2 Feature/Episode commentaries by Track One: Video and Audio Commentary with Cast + Crew
Track Two: Director Christopher B. Stokes and Cast Commentary
Packaging: Keep Case
Picture Disc
1 Disc
1-Sided disc(s)
Layers: dual
Layers Switch: 00h:57m:59s

Extra Extras:
  1. Serve It Up: The Making of You Got Served
  2. B2K Badaboom Music Video
  3. Battle of the Beat Clip Compilation
  4. Dance Breakdown: Interactive Multi-Angle Featurette
Extras Review: In addition to the nice a/v credentials, I must say that those who enjoyed being Served will be overjoyed at a fairly large group of extras. For many, the highlight will be the group audio commentary featuring many of the principals (including Stokes, Jones, Ivan Velez, and many of the dancers) whooping it up in a party-like atmosphere (complete with pizza). Actually, I liked this more than the film itself, especially the good-natured jabs some of the participants hurl every so often. Additionally, in the vein of Columbia's Jerry Maguire: Special Edition of a couple of years back, this track also gives us a peek (although not continuously) at the assemblage as they're being recorded (I've never seen so many open mikes since an Osmond family reunion concert). For those seeking a quieter alternative, there's an additional (audio-only) track that gathers Omarion, Houston, and the director.

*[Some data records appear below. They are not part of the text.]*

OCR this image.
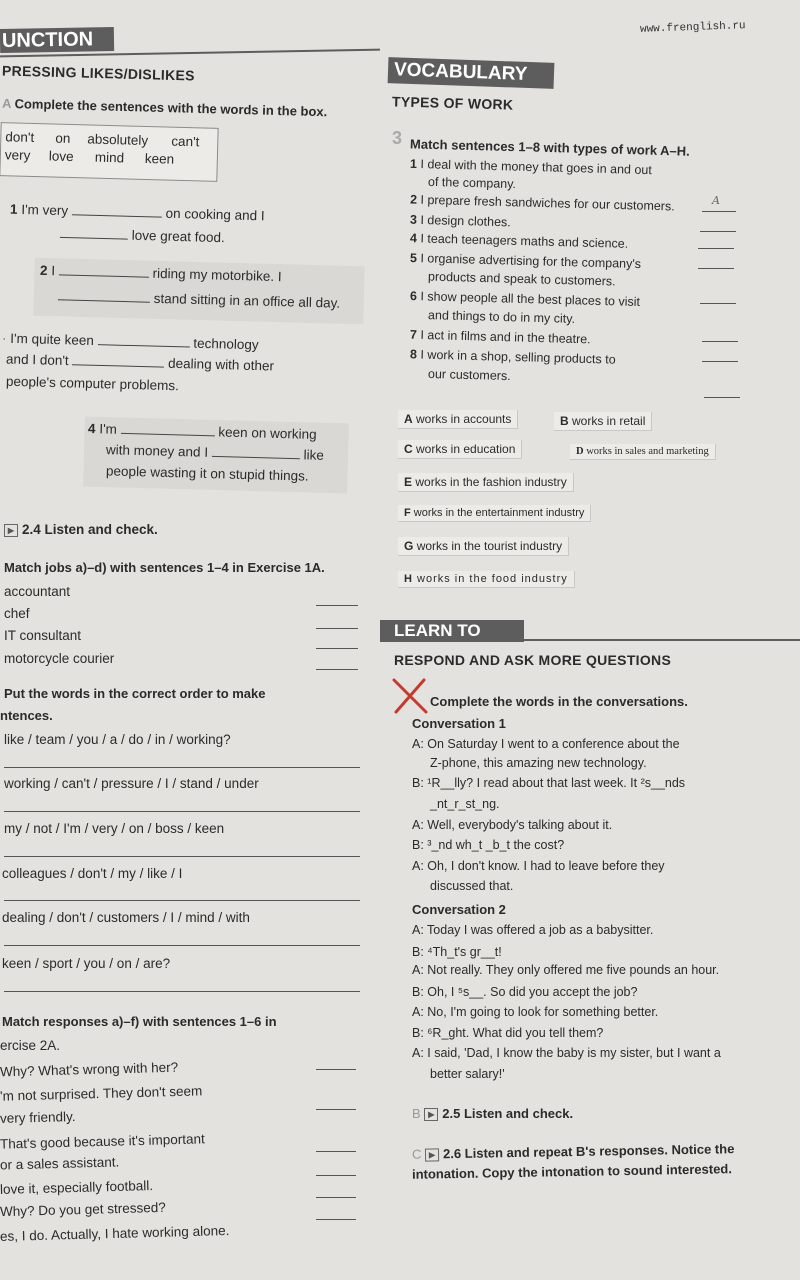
www.frenglish.ru
UNCTION
PRESSING LIKES/DISLIKES	VOCABULARY
TYPES OF WORK
A Complete the sentences with the words in the box.
don't on absolutely can't
very love mind keen
1 I'm very	on cooking and I
love great food.
2 I	riding my motorbike. I
stand sitting in an office all day.
· I'm quite keen	technology
and I don't	dealing with other
people's computer problems.
4 I'm	keen on working
with money and I	like
people wasting it on stupid things.
▶ 2.4 Listen and check.
Match jobs a)–d) with sentences 1–4 in Exercise 1A.
accountant
chef
IT consultant
motorcycle courier
Put the words in the correct order to make
ntences.
like / team / you / a / do / in / working?
working / can't / pressure / I / stand / under
my / not / I'm / very / on / boss / keen
colleagues / don't / my / like / I
dealing / don't / customers / I / mind / with
keen / sport / you / on / are?
Match responses a)–f) with sentences 1–6 in
ercise 2A.
Why? What's wrong with her?
'm not surprised. They don't seem
very friendly.
That's good because it's important
or a sales assistant.
love it, especially football.
Why? Do you get stressed?
es, I do. Actually, I hate working alone.
3 Match sentences 1–8 with types of work A–H.
1 I deal with the money that goes in and out
of the company.
2 I prepare fresh sandwiches for our customers.
3 I design clothes.
4 I teach teenagers maths and science.
5 I organise advertising for the company's
products and speak to customers.
6 I show people all the best places to visit
and things to do in my city.
7 I act in films and in the theatre.
8 I work in a shop, selling products to
our customers.
A
A works in accounts	B works in retail
C works in education	D works in sales and marketing
E works in the fashion industry
F works in the entertainment industry
G works in the tourist industry
H works in the food industry
LEARN TO
RESPOND AND ASK MORE QUESTIONS
Complete the words in the conversations.
Conversation 1
A: On Saturday I went to a conference about the
Z-phone, this amazing new technology.
B: ¹R__lly? I read about that last week. It ²s__nds
_nt_r_st_ng.
A: Well, everybody's talking about it.
B: ³_nd wh_t _b_t the cost?
A: Oh, I don't know. I had to leave before they
discussed that.
Conversation 2
A: Today I was offered a job as a babysitter.
B: ⁴Th_t's gr__t!
A: Not really. They only offered me five pounds an hour.
B: Oh, I ⁵s__. So did you accept the job?
A: No, I'm going to look for something better.
B: ⁶R_ght. What did you tell them?
A: I said, 'Dad, I know the baby is my sister, but I want a
better salary!'
B ▶ 2.5 Listen and check.
C ▶ 2.6 Listen and repeat B's responses. Notice the
intonation. Copy the intonation to sound interested.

Among other inclusions: a generic music video from the now defunct B2K (Badaboom) with an unadvertised plug for the soundtrack album at the end; a Battle of the Beat clip reel that montages the dance-offs in one handy 4-minute package; a 25-minute behind-the-scenes feature and a multi-angle presentation of the opening dance number, which, viewed individually, shows just how clumsily staged and crammed the participants were (but I don't want to beat a dead horse here, so I'll stop).

Extras Grade: C+

 

Final Comments

A better and more apt title for this movie? How about You Got Punked? But I'll bet you won't be laughing once this movie erases 94 minutes of your time. Unless you're an obsessive street dancing buff who has to have every head-spinning move digitally preserved, I suggest you pass on You Got Served and rent the Breakin' flicks instead.